Jusque-là, l'expédition s’est déroulée sans encombre, se révélant même fort agréable malgré les incursions laborieuses et pénibles dans les marais lugubres, et les averses passagères. Les zones humides marécageuses laissent place aux terres plus sèches et aux vastes champs émaillés de bosquets et de troupeaux de moutons. Pour finir, le Pays Perdu qui semble s'étirer à perte de vue cède peu à peu la place aux paysages plus familiers de l'Empire. La route finit par les conduire à l'orée touffue d'une forêt très étendue...

La forêt, ténébreuse et angoissante, semble voiler aux regards les vastes cieux partout où les frondaisons se rejoignent en hauteur. Les aventuriers ont alors la nette impression de cheminer de nuit, ou presque. Ça et là, des portraits de criminels recherchés cloués au tronc des arbres ondulent doucement au gré de la brise estivale, certains présentant une nette ressemblance avec les eux. De toute évidence, leur traversée de l'Empire ne s'annonce pas sous les meilleurs auspices...
Après quelques heures en forêt, les aventuriers perçoivent beaucoup de bruits suspects, venant des arbres derrière eux. Un homme, armuré et armé, assis sur une souche d’arbre semblent les attendre lorsqu'ils atteignent un lacet de la route. L’homme qui se présente sous le nom d’Arnolt Schade aborde les aventuriers, leur expliquant à voix basse qu'ils sont cernés (« J'ai vingt-deux hommes déployés sous le couvert des arbres ou dissimulés dans les broussailles, et seize d'entre eux armés d'arbalètes vous tiennent enjoué en ce moment même »).

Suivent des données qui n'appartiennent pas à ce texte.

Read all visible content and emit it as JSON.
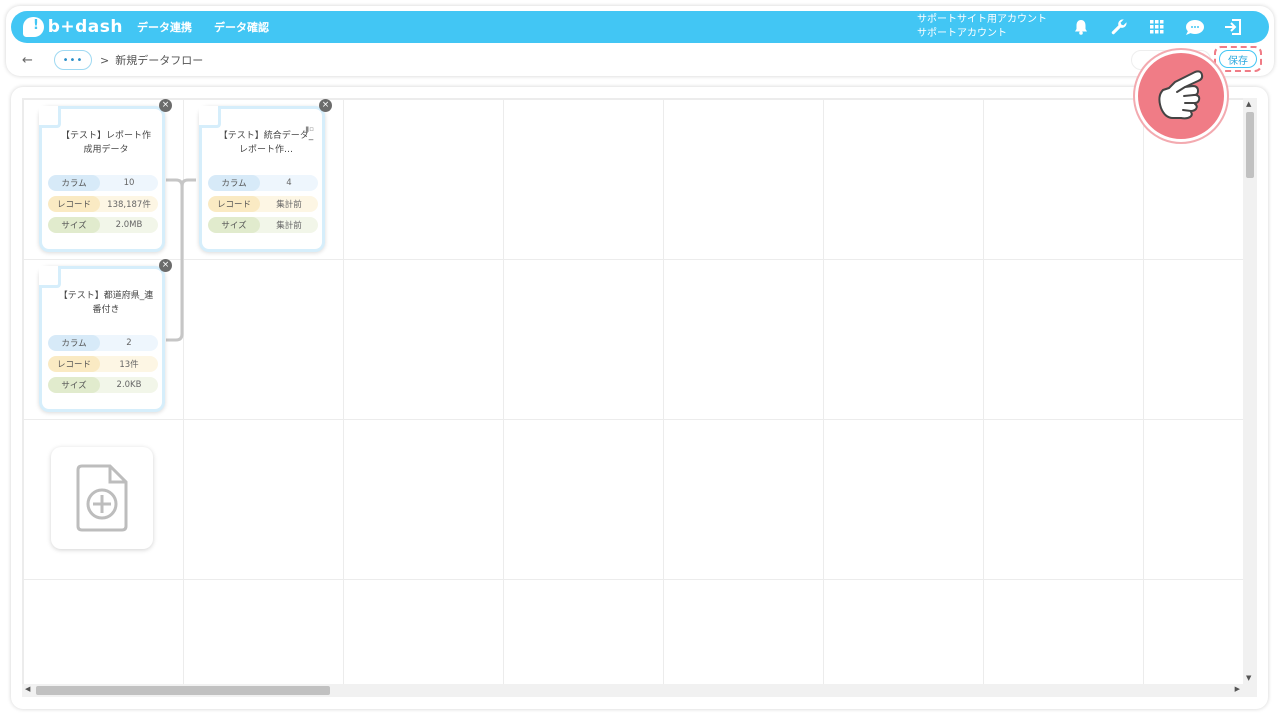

Warhammer returns - résumé des parties 05010

Ils seront menés à Pfeifeldorf sous bonne garde, et y seront écroués. Il ajoute qu'un de ses hommes, Wendell, souffre particulièrement de mélancolie, dernièrement, suite à une mésaventure sentimentale conjuguée à un cuisant revers de fortune -une combinaison calamiteuse. Si les aventuriers, donc, acceptaient obligeamment de coopérer, ça remettrait au moins du baume au cœur de ce pauvre homme... "Allons, soyez beaux joueurs, et venez sans vous faire prier. C'est pour une bonne cause, vous savez... » Schade fait alors signe à Wendell, qui se rapproche (de mauvaise grâce). Celui-ci pousse un long soupir à cœur fendre, comme si le simple fait de prendre la parole exigeait un effort surhumain. Chevalier à la longue figure, il hausse les sourcils de façon morne et dépitée ; marque des pauses pour réfléchir à mieux reformuler ce qu’il vient de dire. Se contredisant dans ses paroles, il se ravise et marmonne quelque chose sur son incompétence. Au beau milieu d'une phrase, il s’arrête pour pleurer tout bas. L’homme est irritant mais attire la compassion. Rudi proteste contre ce traitement mais un carreau planté à ses pieds fait taire ses dernières velléités.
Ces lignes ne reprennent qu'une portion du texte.